Les cours du pétrole ont dépassé à Londres le seuil des 100 $ US le baril, qui n'avait plus été franchi depuis plus de deux ans, poussé par les inquiétudes persistantes sur la situation en Égypte, mais les analystes restaient prudents sur la pérennité de cette hausse.

Le baril de Brent de la mer du Nord pour livraison en mars a clôturé à 101,01 $ US sur l'InterContinental Exchange (ICE) de Londres, en hausse de 1,59 dollar, après avoir atteint 101,73 $ US, un niveau sans précédent depuis le 1er octobre 2008.

Le New York Mercantile Exchange (Nymex), le baril de «light sweet crude» (WTI) pour la même échéance a gagné 2,85 dollars à 92,19 $ US, également au plus haut depuis plus de deux ans.

«C'est l'inquiétude sur les manifestations en Egypte qui a propulsé le Brent au-dessus des 100 $ US», a commenté Myrto Sokou, analyste de la maison de courtage londonienne Sucden Financial.

Des dizaines de milliers de personnes manifestaient sans relâche lundi au Caire pour réclamer le départ du président Hosni Moubarak, malgré l'annonce d'un nouveau gouvernement et à la veille de marches géantes, signe que le mouvement de contestation ne faiblit pas.

«Les investisseurs craignent que ce mouvement de révolte ne nourrisse l'instabilité politique et économique au Moyen-Orient, et la possible fermeture du canal de Suez qui se profile désormais à l'horizon», relevait Mme Sokou.

Si l'Egypte n'est pas un producteur essentiel, le pays représente un carrefour important pour le transport de pétrole et une route stratégique pour acheminer le brut du Moyen-Orient.

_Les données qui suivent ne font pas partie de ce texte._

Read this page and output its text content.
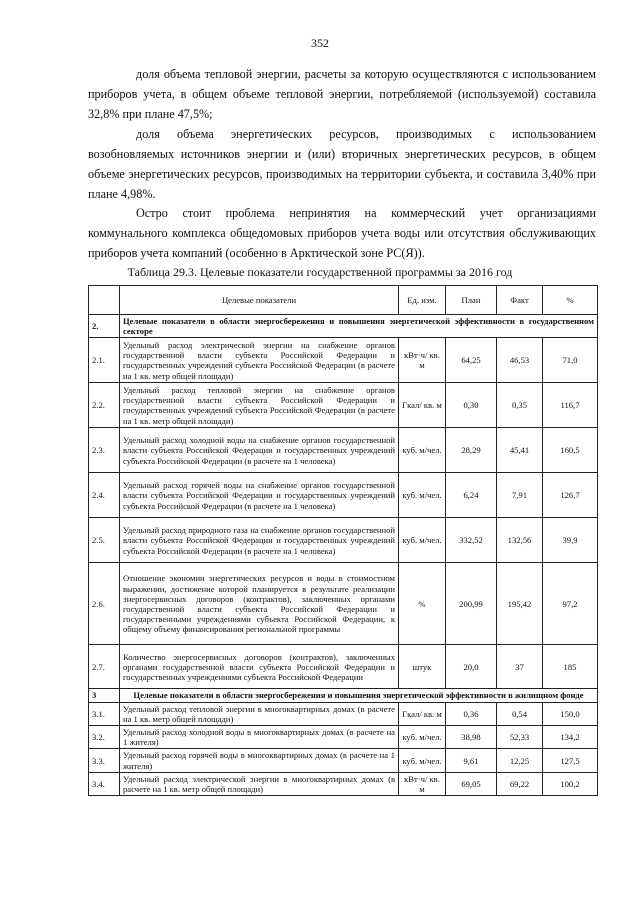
352

доля объема тепловой энергии, расчеты за которую осуществляются с использованием приборов учета, в общем объеме тепловой энергии, потребляемой (используемой) составила 32,8% при плане 47,5%;

доля объема энергетических ресурсов, производимых с использованием возобновляемых источников энергии и (или) вторичных энергетических ресурсов, в общем объеме энергетических ресурсов, производимых на территории субъекта, и составила 3,40% при плане 4,98%.

Остро стоит проблема непринятия на коммерческий учет организациями коммунального комплекса общедомовых приборов учета воды или отсутствия обслуживающих приборов учета компаний (особенно в Арктической зоне РС(Я)).

Таблица 29.3. Целевые показатели государственной программы за 2016 год
	Целевые показатели	Ед. изм.	План	Факт	%
2.	Целевые показатели в области энергосбережения и повышения энергетической эффективности в государственном секторе				
2.1.	Удельный расход электрической энергии на снабжение органов государственной власти субъекта Российской Федерации и государственных учреждений субъекта Российской Федерации (в расчете на 1 кв. метр общей площади)	кВт·ч/ кв. м	64,25	46,53	71,0
2.2.	Удельный расход тепловой энергии на снабжение органов государственной власти субъекта Российской Федерации и государственных учреждений субъекта Российской Федерации (в расчете на 1 кв. метр общей площади)	Гкал/ кв. м	0,30	0,35	116,7
2.3.	Удельный расход холодной воды на снабжение органов государственной власти субъекта Российской Федерации и государственных учреждений субъекта Российской Федерации (в расчете на 1 человека)	куб. м/чел.	28,29	45,41	160,5
2.4.	Удельный расход горячей воды на снабжение органов государственной власти субъекта Российской Федерации и государственных учреждений субъекта Российской Федерации (в расчете на 1 человека)	куб. м/чел.	6,24	7,91	126,7
2.5.	Удельный расход природного газа на снабжение органов государственной власти субъекта Российской Федерации и государственных учреждений субъекта Российской Федерации (в расчете на 1 человека)	куб. м/чел.	332,52	132,56	39,9
2.6.	Отношение экономии энергетических ресурсов и воды в стоимостном выражении, достижение которой планируется в результате реализации энергосервисных договоров (контрактов), заключенных органами государственной власти субъекта Российской Федерации и государственными учреждениями субъекта Российской Федерации, к общему объему финансирования региональной программы	%	200,99	195,42	97,2
2.7.	Количество энергосервисных договоров (контрактов), заключенных органами государственной власти субъекта Российской Федерации и государственных учреждениями субъекта Российской Федерации	штук	20,0	37	185
3	Целевые показатели в области энергосбережения и повышения энергетической эффективности в жилищном фонде				
3.1.	Удельный расход тепловой энергии в многоквартирных домах (в расчете на 1 кв. метр общей площади)	Гкал/ кв. м	0,36	0,54	150,0
3.2.	Удельный расход холодной воды в многоквартирных домах (в расчете на 1 жителя)	куб. м/чел.	38,98	52,33	134,2
3.3.	Удельный расход горячей воды в многоквартирных домах (в расчете на 1 жителя)	куб. м/чел.	9,61	12,25	127,5
3.4.	Удельный расход электрической энергии в многоквартирных домах (в расчете на 1 кв. метр общей площади)	кВт·ч/ кв. м	69,05	69,22	100,2
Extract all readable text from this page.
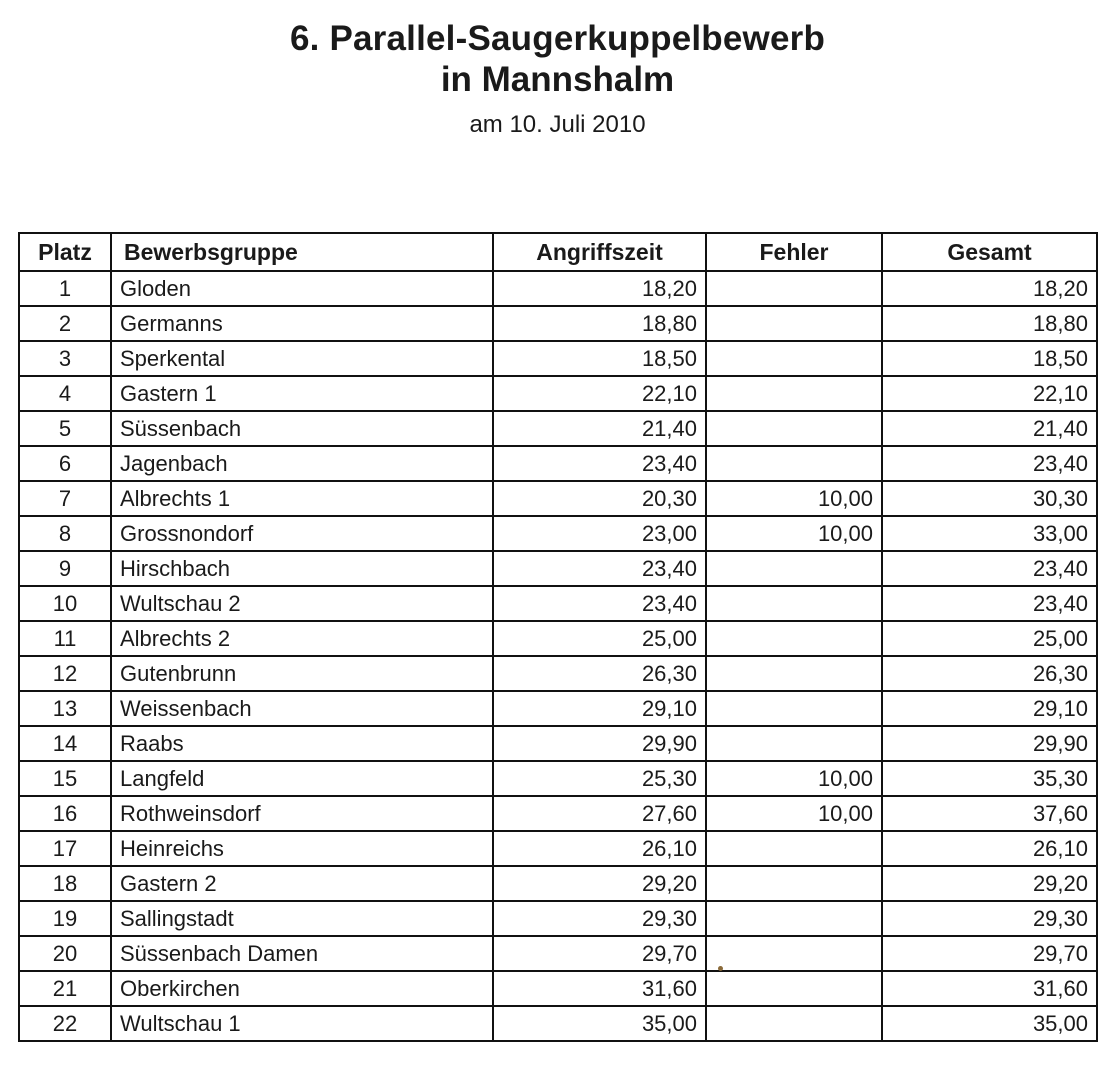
6. Parallel-Saugerkuppelbewerb
in Mannshalm
am 10. Juli 2010
Platz	Bewerbsgruppe	Angriffszeit	Fehler	Gesamt
1	Gloden	18,20		18,20
2	Germanns	18,80		18,80
3	Sperkental	18,50		18,50
4	Gastern 1	22,10		22,10
5	Süssenbach	21,40		21,40
6	Jagenbach	23,40		23,40
7	Albrechts 1	20,30	10,00	30,30
8	Grossnondorf	23,00	10,00	33,00
9	Hirschbach	23,40		23,40
10	Wultschau 2	23,40		23,40
11	Albrechts 2	25,00		25,00
12	Gutenbrunn	26,30		26,30
13	Weissenbach	29,10		29,10
14	Raabs	29,90		29,90
15	Langfeld	25,30	10,00	35,30
16	Rothweinsdorf	27,60	10,00	37,60
17	Heinreichs	26,10		26,10
18	Gastern 2	29,20		29,20
19	Sallingstadt	29,30		29,30
20	Süssenbach Damen	29,70		29,70
21	Oberkirchen	31,60		31,60
22	Wultschau 1	35,00		35,00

Plus d'un million de barils de brut transitent ainsi chaque jour de la mer Rouge à la Méditerranée par le canal de Suez, et ce dernier est doublé de l'oléoduc Suez-Méditerranée (Sumed) qui convoie également un million de barils de brut par jour (mbj).

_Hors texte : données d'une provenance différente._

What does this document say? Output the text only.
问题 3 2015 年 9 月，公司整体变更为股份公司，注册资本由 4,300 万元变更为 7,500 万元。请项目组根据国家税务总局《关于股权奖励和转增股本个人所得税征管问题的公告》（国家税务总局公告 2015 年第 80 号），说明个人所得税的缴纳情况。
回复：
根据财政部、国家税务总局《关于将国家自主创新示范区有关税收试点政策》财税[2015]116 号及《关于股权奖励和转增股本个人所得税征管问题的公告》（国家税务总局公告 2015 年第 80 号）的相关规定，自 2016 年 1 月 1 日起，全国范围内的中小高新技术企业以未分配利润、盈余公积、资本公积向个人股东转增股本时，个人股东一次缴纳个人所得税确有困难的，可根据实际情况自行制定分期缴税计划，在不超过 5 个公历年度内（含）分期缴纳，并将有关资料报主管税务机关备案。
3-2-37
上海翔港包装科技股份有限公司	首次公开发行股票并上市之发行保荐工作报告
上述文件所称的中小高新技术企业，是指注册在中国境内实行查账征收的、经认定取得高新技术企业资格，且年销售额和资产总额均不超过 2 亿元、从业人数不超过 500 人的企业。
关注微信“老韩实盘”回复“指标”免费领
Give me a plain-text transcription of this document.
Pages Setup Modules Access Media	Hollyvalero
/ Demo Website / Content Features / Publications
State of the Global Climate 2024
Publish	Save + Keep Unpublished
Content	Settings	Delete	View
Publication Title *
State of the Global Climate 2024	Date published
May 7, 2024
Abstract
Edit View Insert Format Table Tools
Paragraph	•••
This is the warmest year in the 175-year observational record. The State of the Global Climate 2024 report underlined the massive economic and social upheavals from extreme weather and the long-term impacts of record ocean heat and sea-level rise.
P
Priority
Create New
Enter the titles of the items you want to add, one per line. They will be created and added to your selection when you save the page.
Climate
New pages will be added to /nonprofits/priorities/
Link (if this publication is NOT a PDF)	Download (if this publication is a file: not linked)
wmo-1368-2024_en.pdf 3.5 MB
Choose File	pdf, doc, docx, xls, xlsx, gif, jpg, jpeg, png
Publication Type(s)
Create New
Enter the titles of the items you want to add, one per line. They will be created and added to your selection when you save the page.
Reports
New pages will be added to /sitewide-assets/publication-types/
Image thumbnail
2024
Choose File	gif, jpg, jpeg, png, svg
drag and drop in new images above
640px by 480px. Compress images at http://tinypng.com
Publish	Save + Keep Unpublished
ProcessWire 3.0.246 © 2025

«À la lumière de l'incertitude qui règne sur ces deux voies importantes, et des dangers de contagion de la contestation politique dans la région, la hausse des cours liée à cette montée des risques paraît justifiée», a indiqué à l'AFP Filip Petersson, analyste de la banque SEB.

Cependant, «si la situation s'apaisait en Égypte, il est probable que le cours du Brent repartirait à nouveau à la baisse», a-t-il estimé, relevant que le marché était fragile, avec notamment un adoucissement des températures en Europe.

Pour Torjorn Kjus, analyste de DnB NOR, la fièvre des cours devrait être mesurée: «l'effet d'une fermeture du canal et de l'oléoduc Sumed sur les prix devrait être limitée à 10 dollars par baril», d'abord parce que les stocks stratégiques des pays industrialisés «sont assez importants pour couvrir une perte de 3 mbj pendant 520 jours», a-t-il relevé.

De même, les stocks de pétrole brut aux États-Unis restent abondants: ils ont bondi de plus de 7 millions de barils sur les deux dernières semaines, et les réserves du principal centre de stockage du pays, le terminal de Cushing (Oklahoma, Sud), sont proches de la saturation.

Cette abondance des stocks explique l'écart persistant entre le brut texan WTI, référence du marché new-yorkais, et le Brent londonien, une différence qui se réduisait lundi mais qui restait importante, autour de 10 $ US.

Par ailleurs, les larges capacités de production non utilisés de l'Organisation des pays exportateurs de pétrole (Opep) pourraient être mises à profit en cas de crise, a ajouté M. Kjus.

«Il y a un risque de pénurie réelle» si les routes pétrolières stratégiques de l'Égypte venaient à être coupées, a reconnu lundi le secrétaire général Abdallah Salem El-Badri, tout en précisant que l'Opep «réagirait» si tel était le cas.